Ziel: Konzertfreigabe unter freiem Himmel

Patrick Siben und die Stuttgarter Saloniker laden zur Kulturkundgebung im Garten der Villa Franck in Murrhardt ein. Neben einer Ansprache des Ensembleleiters spielt das Orchester auch das eine oder andere Stück.

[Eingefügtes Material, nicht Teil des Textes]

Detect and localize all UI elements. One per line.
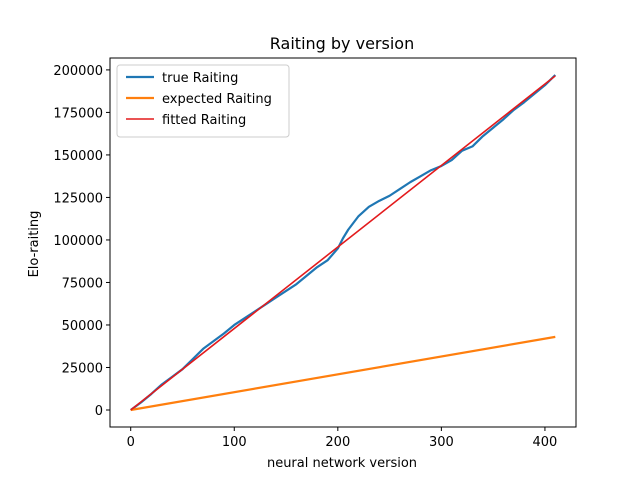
legend-label: true Raiting <box>162 71 238 86</box>
y-tick-label: 50000 <box>62 319 103 334</box>
series-line-2 <box>130 75 556 411</box>
series-line-0 <box>130 74 557 411</box>
y-tick-label: 150000 <box>53 149 103 164</box>
series-line-1 <box>130 335 556 412</box>
y-tick-label: 100000 <box>53 234 103 249</box>
y-tick-label: 0 <box>95 404 103 419</box>
chart-title: Raiting by version <box>270 34 414 53</box>
y-tick-label: 200000 <box>53 64 103 79</box>
y-tick-label: 25000 <box>62 361 103 376</box>
y-tick-label: 125000 <box>53 191 103 206</box>
x-tick-label: 100 <box>222 435 247 450</box>
legend-label: expected Raiting <box>162 92 272 107</box>
y-axis-title: Elo-raiting <box>27 211 42 278</box>
x-tick-label: 400 <box>533 435 558 450</box>
y-tick-label: 175000 <box>53 106 103 121</box>
legend-label: fitted Raiting <box>162 113 246 128</box>
x-tick-label: 200 <box>325 435 350 450</box>
plot-area: 0 100 200 300 400 0 25000 50000 75000 100000 12500… <box>53 57 577 450</box>
x-tick-label: 0 <box>127 435 135 450</box>
axes-frame <box>109 57 577 428</box>
x-axis-title: neural network version <box>267 456 417 471</box>
legend-box <box>116 64 290 138</box>
x-tick-label: 300 <box>429 435 454 450</box>
y-tick-label: 75000 <box>62 276 103 291</box>
legend: true Raiting expected Raiting fitted Raiti… <box>116 64 290 138</box>
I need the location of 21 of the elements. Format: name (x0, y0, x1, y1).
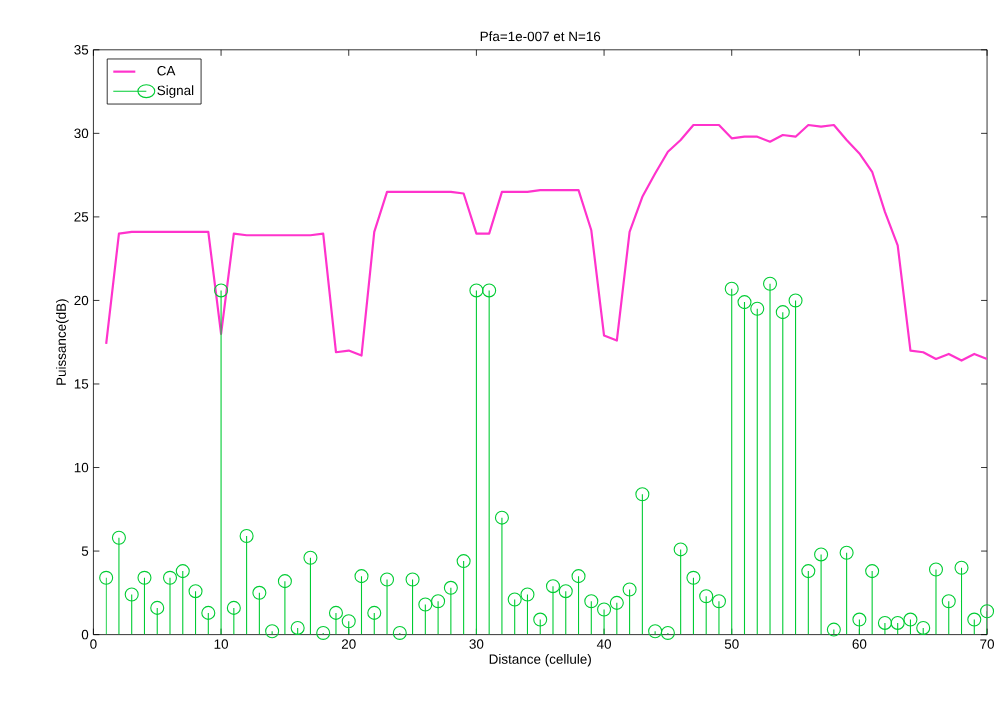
x-tick-label: 70 (980, 639, 995, 649)
y-tick-label: 5 (81, 546, 89, 556)
y-tick-label: 15 (74, 379, 89, 389)
legend-label: Signal (157, 85, 194, 98)
x-tick-label: 40 (596, 639, 612, 649)
x-tick-label: 60 (852, 639, 867, 649)
chart-title: Pfa=1e-007 et N=16 (480, 31, 601, 41)
y-tick-label: 0 (81, 629, 89, 640)
y-tick-label: 10 (74, 462, 89, 473)
x-tick-label: 0 (90, 639, 97, 649)
legend-label: CA (157, 65, 176, 76)
y-axis-title: Puissance(dB) (56, 299, 69, 385)
x-tick-label: 50 (724, 639, 739, 649)
x-tick-label: 10 (214, 639, 229, 649)
y-tick-label: 20 (74, 295, 89, 306)
y-tick-label: 30 (74, 128, 89, 138)
y-tick-label: 35 (74, 44, 89, 55)
x-axis-title: Distance (cellule) (489, 653, 591, 667)
y-tick-label: 25 (74, 211, 89, 222)
x-tick-label: 20 (341, 639, 356, 649)
x-tick-label: 30 (469, 639, 484, 649)
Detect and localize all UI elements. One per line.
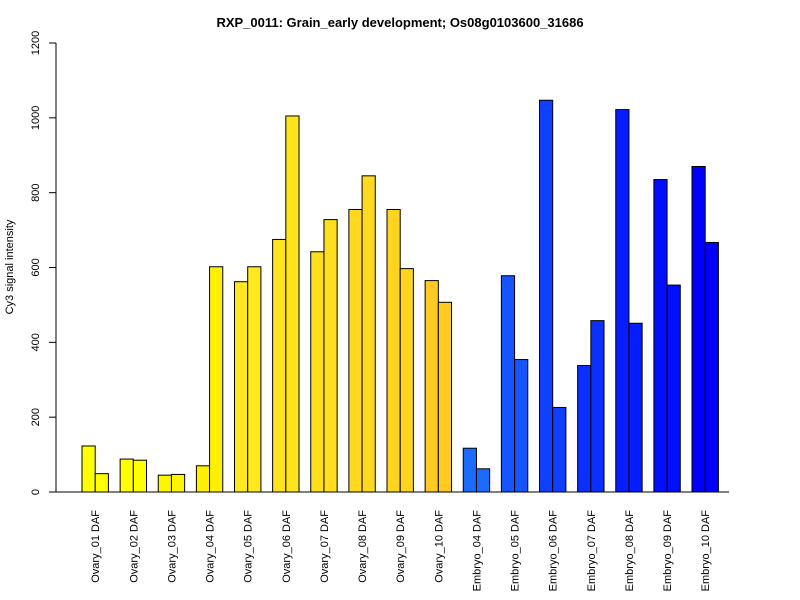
bar-1 xyxy=(577,365,592,493)
y-axis-label: Cy3 signal intensity xyxy=(4,219,16,314)
bar-2 xyxy=(132,459,148,493)
x-tick-label: Ovary_01 DAF xyxy=(90,510,102,583)
bar-2 xyxy=(437,301,453,493)
x-tick-label: Ovary_04 DAF xyxy=(205,510,217,583)
x-tick-label: Ovary_02 DAF xyxy=(128,510,140,583)
bar-1 xyxy=(424,280,439,493)
x-tick-label: Ovary_07 DAF xyxy=(319,510,331,583)
bar-1 xyxy=(234,281,249,493)
x-tick-label: Ovary_08 DAF xyxy=(357,510,369,583)
y-tick-label: 200 xyxy=(30,408,42,426)
x-tick-label: Ovary_03 DAF xyxy=(166,510,178,583)
y-tick-label: 400 xyxy=(30,333,42,351)
bar-1 xyxy=(500,275,516,493)
x-tick-label: Ovary_09 DAF xyxy=(395,510,407,583)
x-tick-label: Embryo_05 DAF xyxy=(510,510,522,592)
bar-1 xyxy=(195,465,211,493)
bar-2 xyxy=(475,468,491,493)
x-tick-labels: Ovary_01 DAF Ovary_02 DAF Ovary_03 DAF Ovar… xyxy=(90,510,712,592)
bar-2 xyxy=(361,175,376,493)
bar-1 xyxy=(615,109,630,493)
bar-2 xyxy=(94,473,109,493)
bar-2 xyxy=(209,266,224,493)
x-tick-label: Embryo_10 DAF xyxy=(700,510,712,592)
y-tick-label: 1200 xyxy=(30,31,42,55)
x-tick-label: Embryo_06 DAF xyxy=(548,510,560,592)
bar-2 xyxy=(323,219,338,493)
bar-2 xyxy=(590,320,605,493)
bar-2 xyxy=(666,284,681,493)
bar-1 xyxy=(119,458,134,493)
bar-2 xyxy=(514,359,529,493)
bar-1 xyxy=(157,474,172,493)
bar-1 xyxy=(691,165,706,493)
bar-1 xyxy=(272,238,287,493)
bar-2 xyxy=(285,115,300,493)
bar-2 xyxy=(170,473,186,493)
bar-1 xyxy=(310,251,325,493)
bar-1 xyxy=(653,179,668,493)
chart-title: RXP_0011: Grain_early development; Os08g… xyxy=(216,15,583,30)
y-axis: 0 200 400 600 800 1000 1200 xyxy=(30,31,57,495)
bar-1 xyxy=(386,209,401,493)
x-tick-label: Embryo_08 DAF xyxy=(624,510,636,592)
bar-2 xyxy=(247,266,262,493)
bar-2 xyxy=(704,241,719,493)
y-tick-label: 1000 xyxy=(30,106,42,130)
x-tick-label: Ovary_05 DAF xyxy=(243,510,255,583)
bar-1 xyxy=(539,99,554,493)
bars xyxy=(81,99,719,493)
x-tick-label: Ovary_10 DAF xyxy=(433,510,445,583)
bar-1 xyxy=(462,447,477,493)
bar-1 xyxy=(81,445,96,493)
x-tick-label: Ovary_06 DAF xyxy=(281,510,293,583)
bar-2 xyxy=(399,268,414,493)
y-tick-label: 800 xyxy=(30,183,42,201)
x-tick-label: Embryo_04 DAF xyxy=(471,510,483,592)
bar-2 xyxy=(552,406,567,493)
x-tick-label: Embryo_09 DAF xyxy=(662,510,674,592)
bar-2 xyxy=(628,322,643,493)
y-tick-label: 600 xyxy=(30,258,42,276)
bar-1 xyxy=(348,209,363,493)
y-tick-label: 0 xyxy=(30,489,42,495)
x-tick-label: Embryo_07 DAF xyxy=(586,510,598,592)
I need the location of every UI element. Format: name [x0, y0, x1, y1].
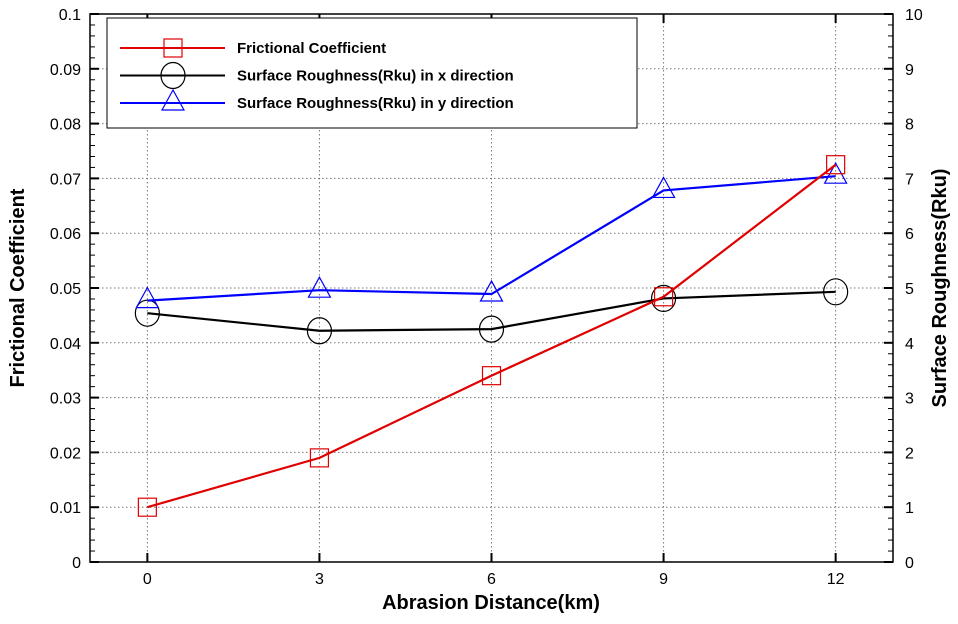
x-tick-label: 9 [659, 571, 668, 588]
y-tick-label: 0.06 [50, 226, 81, 243]
legend-label: Frictional Coefficient [237, 40, 386, 57]
y-tick-label: 0.04 [50, 336, 81, 353]
y-tick-label: 0.09 [50, 62, 81, 79]
x-axis-title: Abrasion Distance(km) [382, 592, 600, 614]
y2-tick-label: 5 [905, 281, 914, 298]
series-line [147, 175, 836, 302]
legend-label: Surface Roughness(Rku) in y direction [237, 95, 514, 112]
data-point [481, 366, 502, 386]
y2-tick-label: 10 [905, 7, 923, 24]
x-tick-label: 12 [827, 571, 845, 588]
series-line [147, 290, 836, 332]
data-point [651, 176, 676, 199]
y-tick-label: 0.05 [50, 281, 81, 298]
data-point [826, 155, 846, 175]
y2-tick-label: 6 [905, 226, 914, 243]
legend-box [106, 17, 638, 129]
series-0 [137, 155, 846, 517]
y2-tick-label: 9 [905, 62, 914, 79]
series-1 [134, 278, 849, 345]
grid [90, 14, 893, 562]
legend-item: Surface Roughness(Rku) in x direction [120, 61, 514, 90]
legend-item: Frictional Coefficient [120, 38, 386, 58]
data-point [653, 287, 674, 307]
y-tick-label: 0 [72, 555, 81, 572]
y2-tick-label: 7 [905, 171, 914, 188]
ticks: 0 0.01 0.02 0.03 0.04 0.05 0.06 0.07 0.08 0.09 0.1… [50, 7, 923, 588]
data-point [479, 279, 504, 302]
y-axis-title: Frictional Coefficient [7, 188, 29, 387]
y2-tick-label: 3 [905, 391, 914, 408]
x-tick-label: 6 [487, 571, 496, 588]
data-point [307, 275, 332, 298]
y-tick-label: 0.08 [50, 117, 81, 134]
y-tick-label: 0.1 [59, 7, 81, 24]
legend-marker [160, 61, 186, 90]
series-group [134, 155, 849, 517]
data-point [306, 317, 333, 345]
y-tick-label: 0.01 [50, 500, 81, 517]
x-tick-label: 0 [143, 571, 152, 588]
legend: Frictional Coefficient Surface Roughness(… [106, 17, 638, 129]
data-point [309, 448, 330, 468]
plot-frame [89, 13, 894, 563]
y2-tick-label: 2 [905, 445, 914, 462]
y2-tick-label: 1 [905, 500, 914, 517]
x-tick-label: 3 [315, 571, 324, 588]
data-point [650, 284, 677, 313]
data-point [137, 497, 157, 517]
legend-marker [160, 88, 186, 111]
y-tick-label: 0.03 [50, 391, 81, 408]
y2-tick-label: 8 [905, 117, 914, 134]
legend-marker [163, 38, 183, 58]
y-tick-label: 0.07 [50, 171, 81, 188]
y2-axis-title: Surface Roughness(Rku) [929, 169, 951, 408]
y2-tick-label: 0 [905, 555, 914, 572]
data-point [823, 278, 849, 306]
y2-tick-label: 4 [905, 336, 914, 353]
series-line [147, 163, 837, 509]
legend-label: Surface Roughness(Rku) in x direction [237, 68, 514, 85]
y-tick-label: 0.02 [50, 445, 81, 462]
data-point [478, 315, 505, 343]
legend-item: Surface Roughness(Rku) in y direction [120, 88, 514, 112]
data-point [135, 286, 160, 309]
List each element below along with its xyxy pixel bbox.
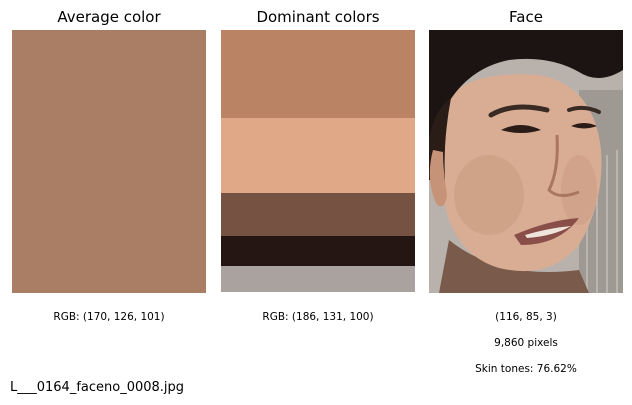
face-illustration: [429, 30, 623, 293]
face-image: [429, 30, 623, 293]
face-shape-label: (116, 85, 3): [495, 311, 557, 323]
dominant-color-band-4: [221, 236, 415, 266]
dominant-color-band-3: [221, 193, 415, 236]
dominant-colors-rgb-label: RGB: (186, 131, 100): [262, 311, 374, 323]
average-color-swatch: [12, 30, 206, 293]
dominant-colors-bar: [221, 30, 415, 293]
face-pixel-count: 9,860 pixels: [494, 337, 558, 349]
image-filename: L___0164_faceno_0008.jpg: [10, 380, 185, 395]
dominant-color-band-5: [221, 266, 415, 292]
dominant-color-band-2: [221, 118, 415, 193]
dominant-colors-title: Dominant colors: [256, 8, 380, 26]
dominant-color-band-1: [221, 30, 415, 118]
average-color-rgb-label: RGB: (170, 126, 101): [53, 311, 165, 323]
average-color-title: Average color: [57, 8, 161, 26]
face-title: Face: [509, 8, 543, 26]
face-skin-tones: Skin tones: 76.62%: [475, 363, 577, 375]
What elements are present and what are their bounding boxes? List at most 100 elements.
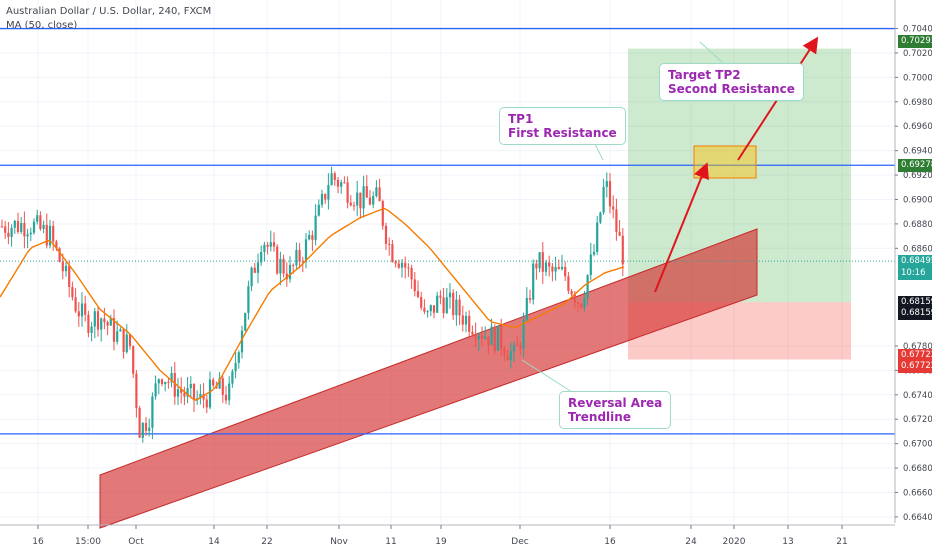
candle-body <box>304 239 308 262</box>
candle-body <box>340 182 343 187</box>
candle-body <box>234 362 237 372</box>
candle-body <box>218 378 221 389</box>
candle-body <box>189 384 192 389</box>
candle-body <box>208 379 212 408</box>
candle-body <box>320 193 324 205</box>
candle-body <box>349 202 352 206</box>
time-tick-label: 14 <box>208 537 220 547</box>
candle-body <box>212 379 215 386</box>
time-tick-label: 13 <box>782 537 793 547</box>
candle-body <box>384 225 388 244</box>
time-tick-label: 15:00 <box>75 537 101 547</box>
candle-body <box>602 186 605 213</box>
target-box[interactable] <box>693 145 757 179</box>
indicator-label[interactable]: MA (50, close) <box>6 20 78 31</box>
annotation-tp2[interactable]: Target TP2 Second Resistance <box>659 63 804 101</box>
candle-body <box>256 262 260 273</box>
candle-body <box>192 384 196 401</box>
candle-body <box>455 299 458 316</box>
candle-body <box>52 225 55 242</box>
candle-body <box>368 197 372 205</box>
candle-body <box>506 355 509 361</box>
candle-body <box>279 258 282 274</box>
candle-body <box>589 254 592 276</box>
candle-body <box>176 389 180 397</box>
candle-body <box>503 348 506 356</box>
candle-body <box>362 186 365 209</box>
arrow-up-1[interactable] <box>654 162 709 293</box>
candle-body <box>164 382 167 385</box>
candle-body <box>548 262 551 267</box>
candle-body <box>240 330 244 353</box>
candle-body <box>359 192 362 209</box>
annotation-tp1-line1: TP1 <box>508 112 534 126</box>
drawings[interactable] <box>521 36 819 393</box>
candle-body <box>45 224 48 246</box>
candle-body <box>490 326 493 345</box>
candle-body <box>144 422 148 431</box>
candle-body <box>592 251 596 255</box>
ma-line <box>0 207 625 402</box>
candle-body <box>68 265 71 288</box>
candle-body <box>311 235 314 240</box>
candle-body <box>445 297 448 314</box>
trendline-channel[interactable] <box>99 228 758 529</box>
candle-body <box>29 232 32 235</box>
candle-body <box>154 383 157 397</box>
time-tick-label: 2020 <box>723 537 746 547</box>
candle-body <box>519 345 522 349</box>
candle-body <box>541 252 544 272</box>
candle-body <box>352 205 356 207</box>
annotation-tp1[interactable]: TP1 First Resistance <box>499 107 626 145</box>
candle-body <box>586 275 589 299</box>
candle-body <box>84 303 87 315</box>
candle-body <box>420 296 423 308</box>
time-tick-label: 11 <box>385 537 396 547</box>
time-tick-label: 19 <box>435 537 447 547</box>
candle-body <box>167 382 170 384</box>
candle-body <box>615 209 618 232</box>
candle-body <box>282 258 285 274</box>
candle-body <box>122 329 125 352</box>
candle-body <box>141 422 144 438</box>
annotation-reversal[interactable]: Reversal Area Trendline <box>559 391 672 429</box>
candle-body <box>253 267 256 273</box>
candle-body <box>458 299 461 316</box>
annotation-reversal-line1: Reversal Area <box>568 396 663 410</box>
candle-body <box>484 336 487 339</box>
candle-body <box>16 220 20 232</box>
candle-body <box>250 267 253 287</box>
candle-body <box>576 302 580 304</box>
candle-body <box>90 326 93 333</box>
time-tick-label: 16 <box>604 537 616 547</box>
candle-body <box>330 173 333 186</box>
candle-body <box>314 215 317 240</box>
candle-body <box>612 206 615 210</box>
candle-body <box>471 331 474 335</box>
candle-body <box>148 427 151 431</box>
candle-body <box>160 379 164 385</box>
candle-body <box>55 241 58 249</box>
candle-body <box>442 297 445 314</box>
candle-body <box>599 212 602 223</box>
candle-body <box>132 346 135 374</box>
price-tag: 0.68159 <box>898 306 932 320</box>
symbol-title: Australian Dollar / U.S. Dollar, 240, FX… <box>6 6 212 17</box>
candle-body <box>39 215 42 229</box>
candle-body <box>7 232 10 237</box>
candle-body <box>423 307 426 312</box>
candle-body <box>272 242 276 247</box>
candle-body <box>477 335 480 340</box>
price-tag: 0.68159 <box>898 295 932 309</box>
candle-body <box>528 297 532 300</box>
candle-body <box>285 273 288 280</box>
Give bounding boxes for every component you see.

Ziel: Konzertfreigabe unter freiem Himmel

So idyllisch kann eine politische Kulturkundgebung aussehen: Szene einer Veranstaltung von Patrick Siben und seinen Stuttgarter Salonikern im Garten der Villa Franck in Murrhardt. Fotos: A. Becher

Von Renate Schweizer

MURRHARDT. Nein, es war kein Konzert, beileibe nicht – Konzerte sind ja verboten. Es war eine angemeldete Demonstration unter Polizeischutz, ganz genau eine CoCoCo-Kundgebung: eine Kundgebung für ein Coronaübertragungsfreies-Concert-Conzept. Unter Einhaltung, das ist ja klar, sämtlicher momentan gültiger Bestimmungen der Coronaverordnung. Schauplatz des Geschehens: Der Rosengarten der Villa Franck in Murrhardt an einem sonnigen Sonntag im Mai.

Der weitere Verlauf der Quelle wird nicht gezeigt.